Il destino ha tuttavia previsto un crudele futuro per Jeff Buckley.

È il 29 maggio del 1997. Jeff si sta dirigendo verso lo studio di registrazione con Keith Foti. Arrivati all’altezza del Wolf River – fiume affluente del Mississippi – Jeff chiede a Foti di fermarsi, avendo voglia di una nuotata. Non è una novità; accadeva spesso che Jeff si tuffasse in quelle acque. Tornando verso la riva a nuoto canticchiando Whole Lotta Love dei Led Zeppelin, tuttavia, un battello passò non lontano da Buckley creando presumibilmente un gorgo che risucchiò il giovane cantautore che sparì dalla vista di Foti. Dopo giorni di ricerche, il corpo sarà rinvenuto soltanto il 4 giugno.
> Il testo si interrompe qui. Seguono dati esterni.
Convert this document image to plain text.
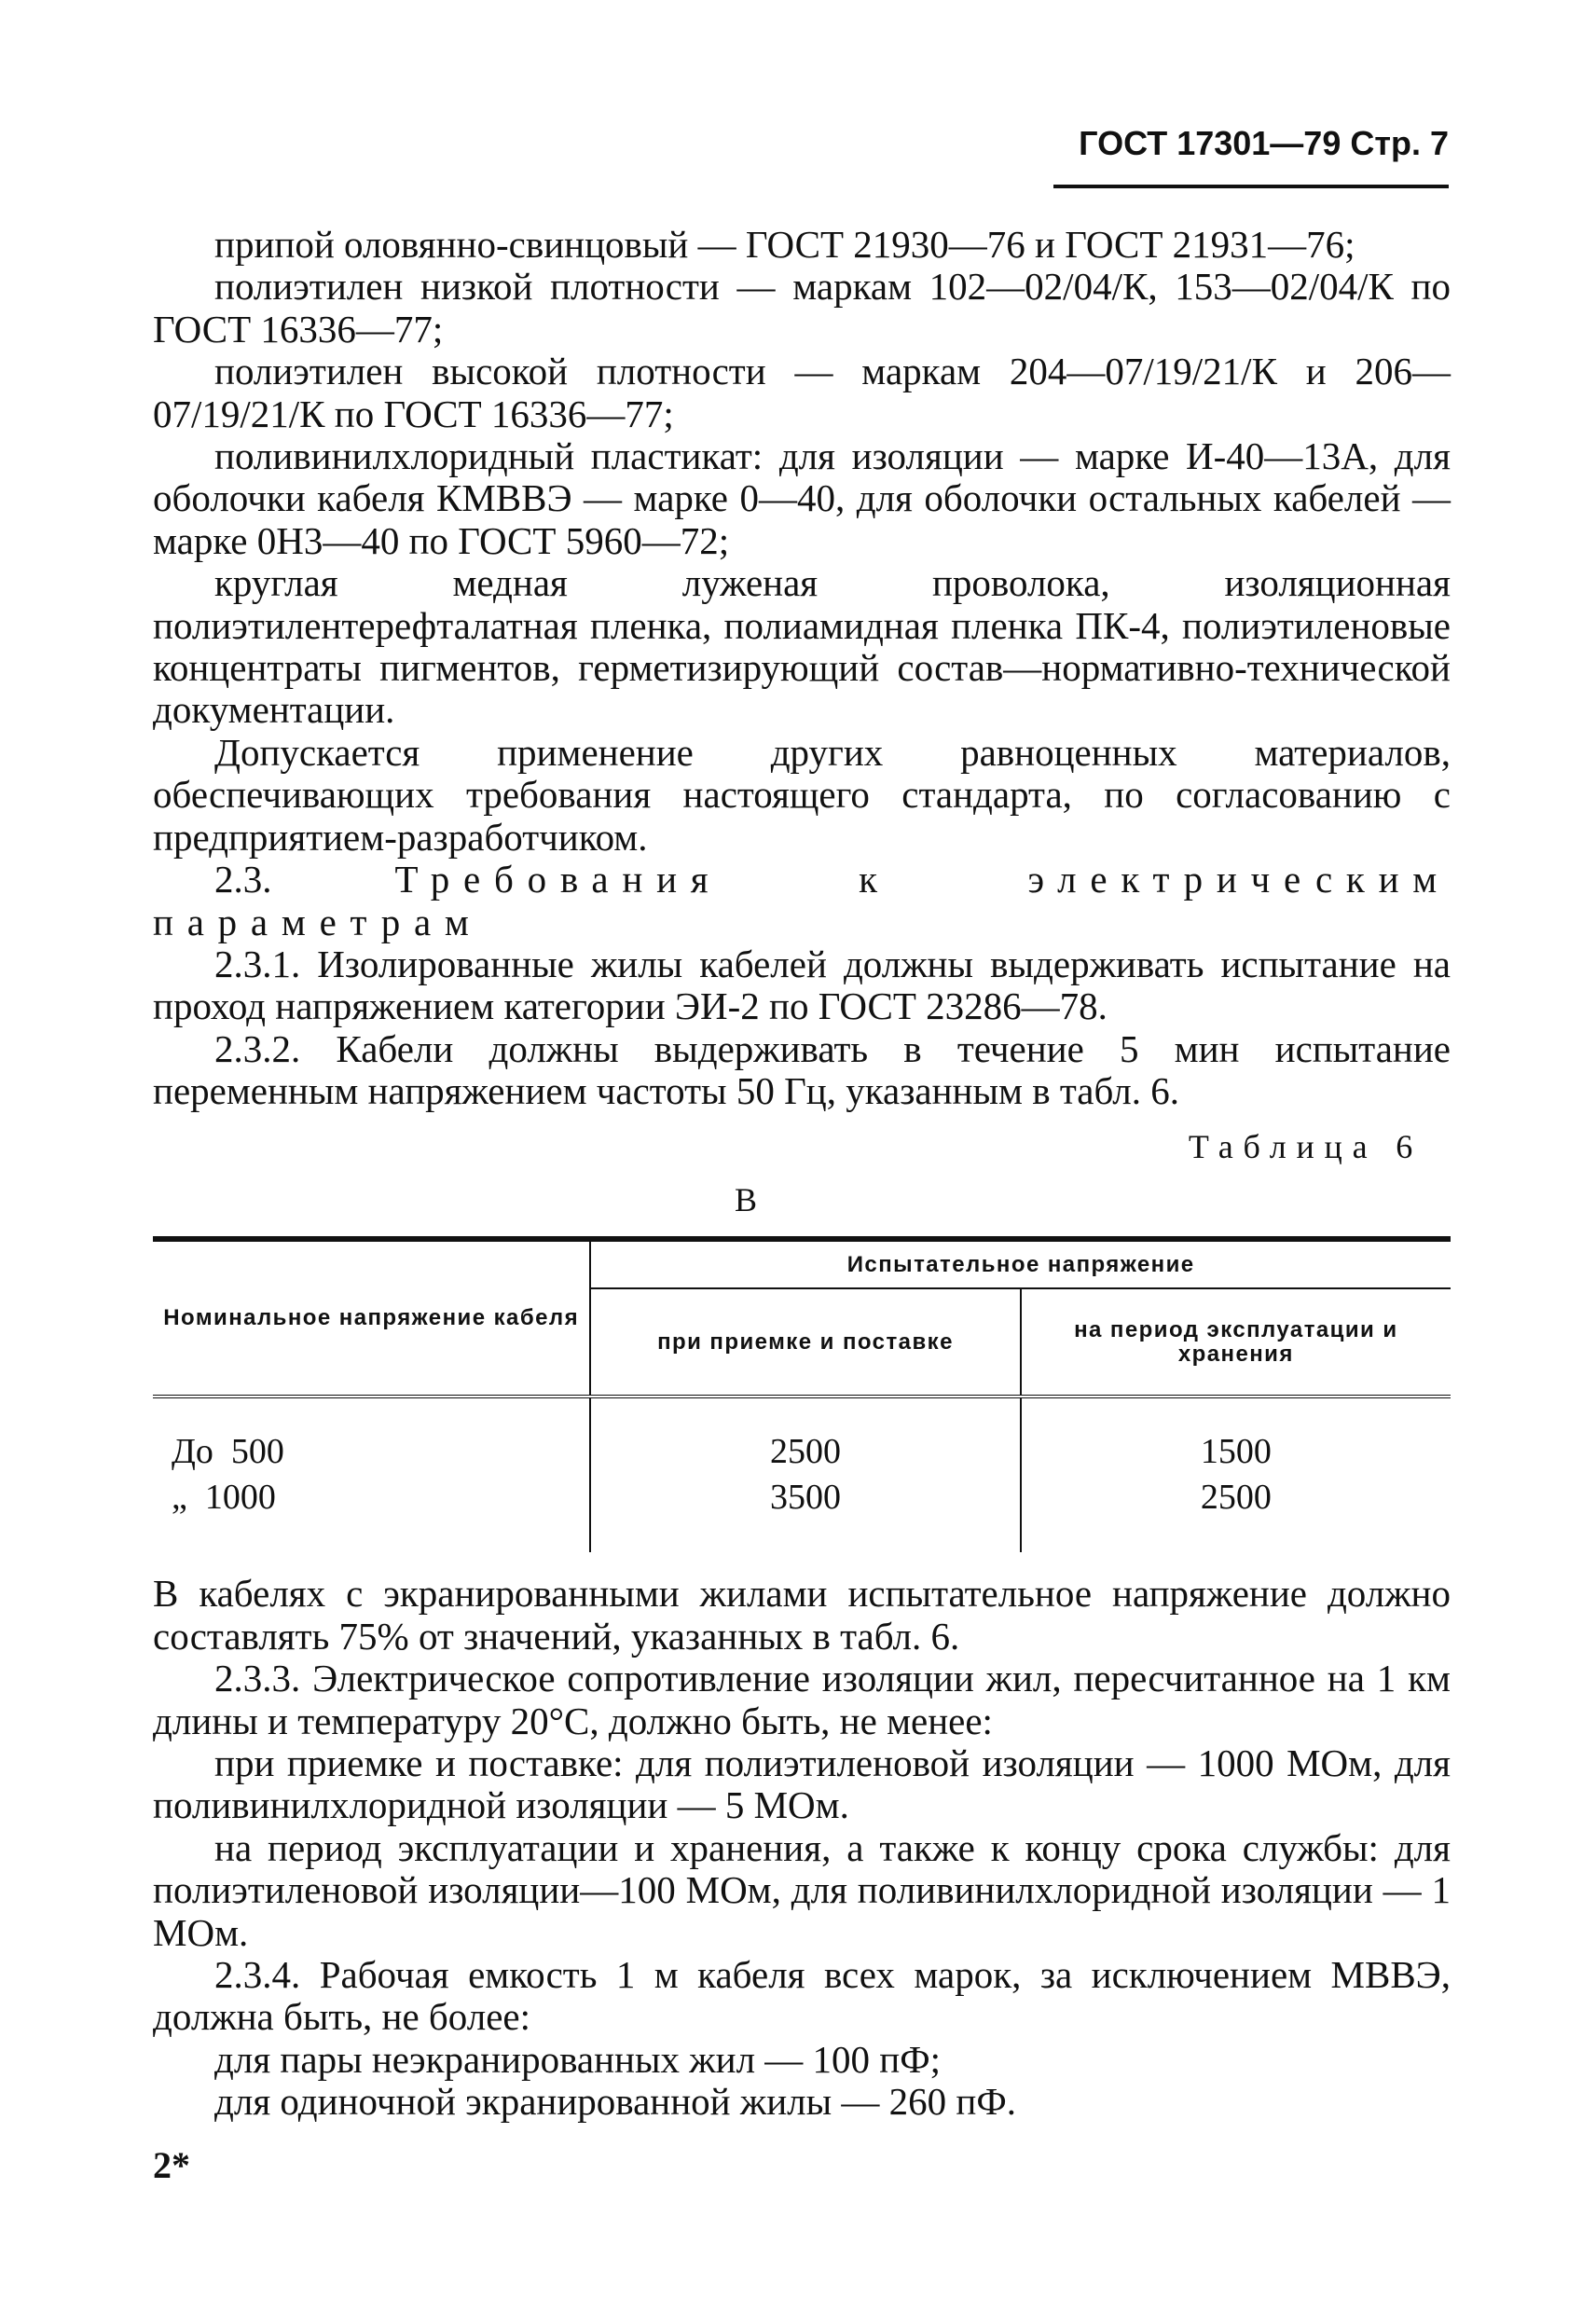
ГОСТ 17301—79 Стр. 7

припой оловянно-свинцовый — ГОСТ 21930—76 и ГОСТ 21931—76;

полиэтилен низкой плотности — маркам 102—02/04/К, 153—02/04/К по ГОСТ 16336—77;

полиэтилен высокой плотности — маркам 204—07/19/21/К и 206—07/19/21/К по ГОСТ 16336—77;

поливинилхлоридный пластикат: для изоляции — марке И-40—13А, для оболочки кабеля КМВВЭ — марке 0—40, для оболочки остальных кабелей — марке 0Н3—40 по ГОСТ 5960—72;

круглая медная луженая проволока, изоляционная полиэтилентерефталатная пленка, полиамидная пленка ПК-4, полиэтиленовые концентраты пигментов, герметизирующий состав—нормативно-технической документации.

Допускается применение других равноценных материалов, обеспечивающих требования настоящего стандарта, по согласованию с предприятием-разработчиком.

2.3.	Требования к электрическим параметрам

2.3.1. Изолированные жилы кабелей должны выдерживать испытание на проход напряжением категории ЭИ-2 по ГОСТ 23286—78.

2.3.2. Кабели должны выдерживать в течение 5 мин испытание переменным напряжением частоты 50 Гц, указанным в табл. 6.

Таблица 6
В
Номинальное напряжение кабеля	Испытательное напряжение	
	при приемке и поставке	на период эксплуатации и хранения
До  500	2500	1500
„  1000	3500	2500

В кабелях с экранированными жилами испытательное напряжение должно составлять 75% от значений, указанных в табл. 6.

2.3.3. Электрическое сопротивление изоляции жил, пересчитанное на 1 км длины и температуру 20°С, должно быть, не менее:

при приемке и поставке: для полиэтиленовой изоляции — 1000 МОм, для поливинилхлоридной изоляции — 5 МОм.

на период эксплуатации и хранения, а также к концу срока службы: для полиэтиленовой изоляции—100 МОм, для поливинилхлоридной изоляции — 1 МОм.

2.3.4. Рабочая емкость 1 м кабеля всех марок, за исключением МВВЭ, должна быть, не более:

для пары неэкранированных жил — 100 пФ;

для одиночной экранированной жилы — 260 пФ.

2*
L’autopsia dirà che “[...] la morte non ha nulla di misterioso, a droghe, alcool e suicidio...” e che “[...] era in un ottimo stato mentale prima dell'incidente”.

Ironia della sorte, il funerale sarà celebrato nella chiesa che era stata la rampa di lancio per Jeff Buckley. Quella stessa chiesa dove si esibì per il concerto-tributo in onore del padre, la St. Ann di Brooklyn.

Nel 1998 sarà pubblicato postumo Sketches for My Sweetheart the Drunk.

Nonostante una carriera breve e un successo a dir poco effimero, il mito di Jeff Buckley non smette di vivere, grazie a quei due album che, a modo loro, sono entrati di diritto nella Storia della musica.